Three slopes (located at the western edge of the Schwäbisch Alb; fig.1),on which failure has already taken place in form of sliding or creeping have been investigated, namely:
A creeping slope of Keuper marl (Higher Triassic) near Hechingen, a slipped slope (Middle Jurassic) near Thanheim and a creeping Keuper marl slope near Böbingen/Schwäbisch Gmünd. These slopes were mapped and explored using engineering geology methods. Soil samples for laboratory tests were taken from boreholes. Location of the shear bands were determined by inclinomter measurements performed inside boreholes (fig. 7). The groundwater levels within the sliding body were observed in additional shallow boreholes, as the exploration drillings showed a deeper groundwater table which was not significant for the slope stability.
Soil mechanics index tests were used for soil Classification and to determine the weathering categories. Specimens obtained from the presumed shear bands were tested in direct shear, ring shear, and triaxial tests. These tests were evaluated with respect to the angle of total shear strength, ϕ’r, and the angle of residual shear strength, ϕ’r. These shear parameters were considered the most suitable ones to model the shear strength of the observed softened bands in the overconsolidated clay.

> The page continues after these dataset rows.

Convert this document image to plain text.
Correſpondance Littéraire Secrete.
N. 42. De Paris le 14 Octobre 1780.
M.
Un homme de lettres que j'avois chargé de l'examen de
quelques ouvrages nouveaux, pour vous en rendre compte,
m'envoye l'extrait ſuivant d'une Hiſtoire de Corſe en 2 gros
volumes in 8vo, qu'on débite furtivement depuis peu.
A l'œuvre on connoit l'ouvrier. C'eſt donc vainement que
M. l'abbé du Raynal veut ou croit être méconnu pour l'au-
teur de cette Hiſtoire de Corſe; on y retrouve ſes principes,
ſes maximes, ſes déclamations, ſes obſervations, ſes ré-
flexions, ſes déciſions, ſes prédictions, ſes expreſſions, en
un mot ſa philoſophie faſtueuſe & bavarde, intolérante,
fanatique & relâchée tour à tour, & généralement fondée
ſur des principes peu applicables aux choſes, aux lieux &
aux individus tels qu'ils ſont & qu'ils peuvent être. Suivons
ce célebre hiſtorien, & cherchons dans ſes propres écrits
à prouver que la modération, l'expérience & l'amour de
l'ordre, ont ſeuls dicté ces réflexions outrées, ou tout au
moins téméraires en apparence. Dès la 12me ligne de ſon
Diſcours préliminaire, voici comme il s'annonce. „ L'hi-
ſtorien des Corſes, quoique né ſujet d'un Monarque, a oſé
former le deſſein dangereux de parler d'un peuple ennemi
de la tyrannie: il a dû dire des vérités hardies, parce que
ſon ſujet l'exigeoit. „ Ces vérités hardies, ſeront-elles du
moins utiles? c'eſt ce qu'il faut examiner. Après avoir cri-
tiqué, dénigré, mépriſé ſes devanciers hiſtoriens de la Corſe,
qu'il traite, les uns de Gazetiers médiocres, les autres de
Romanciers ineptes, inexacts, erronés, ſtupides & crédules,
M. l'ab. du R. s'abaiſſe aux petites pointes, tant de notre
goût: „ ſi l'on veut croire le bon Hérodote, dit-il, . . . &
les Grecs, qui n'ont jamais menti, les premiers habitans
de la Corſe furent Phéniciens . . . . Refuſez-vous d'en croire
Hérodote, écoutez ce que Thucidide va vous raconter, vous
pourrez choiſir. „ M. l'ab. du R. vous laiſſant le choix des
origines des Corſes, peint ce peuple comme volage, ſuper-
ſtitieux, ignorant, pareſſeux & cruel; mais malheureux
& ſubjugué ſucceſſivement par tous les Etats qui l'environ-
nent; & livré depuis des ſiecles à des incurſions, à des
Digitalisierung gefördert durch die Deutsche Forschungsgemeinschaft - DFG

In the backcalculations the sliding mass was assumed to consist of several rigid blocks moving relative to each other and the fixed subsoil along plane slip surfaces (kinematically admissible rigid body failure mechanism, fig. 8). The number, size and dimensions of these blocks were determined on the basis of field measurements and morphological conditions. The values for ϕ’s and ϕ’r obtained by backcalculations were lower than those values measured by shear tests. The difference in the case of direct shear and triaxial tests was of the order of 2 to 5 degrees, while for the ring shear test is was about 2 to 4 degrees. The measured values for ϕ’s varied from 13 to 25 degrees while those of ϕ’r were between 9 and 20 degrees.
In clay slope stability-analysis geological investigation plays an important role and should be performed in the first stage of the investigation in order to establish an efficient research programme.
A reliable prediction of slope stability is very dependent on the location of the shear bands being determined accurately. The location of the shear bands may be found by means of weathering categories, but when slope supporting structures are used the location of the shear bands should be determined by inclinometer measurements (fig. 9).
Commonly applied shear strengh parameters as ϕ’, c’ (effective shear Parameters of the overconsolidated clay) and cu (undrained cohesion), determined in conventional tests, are not suitable for slope stability analyses because there is no cohesion from the overconsolidation. The ϕ’s and ϕ’r values also seem to be a little to high and should therefore be used with a higher safety factor. If possible backcalculated values should be used.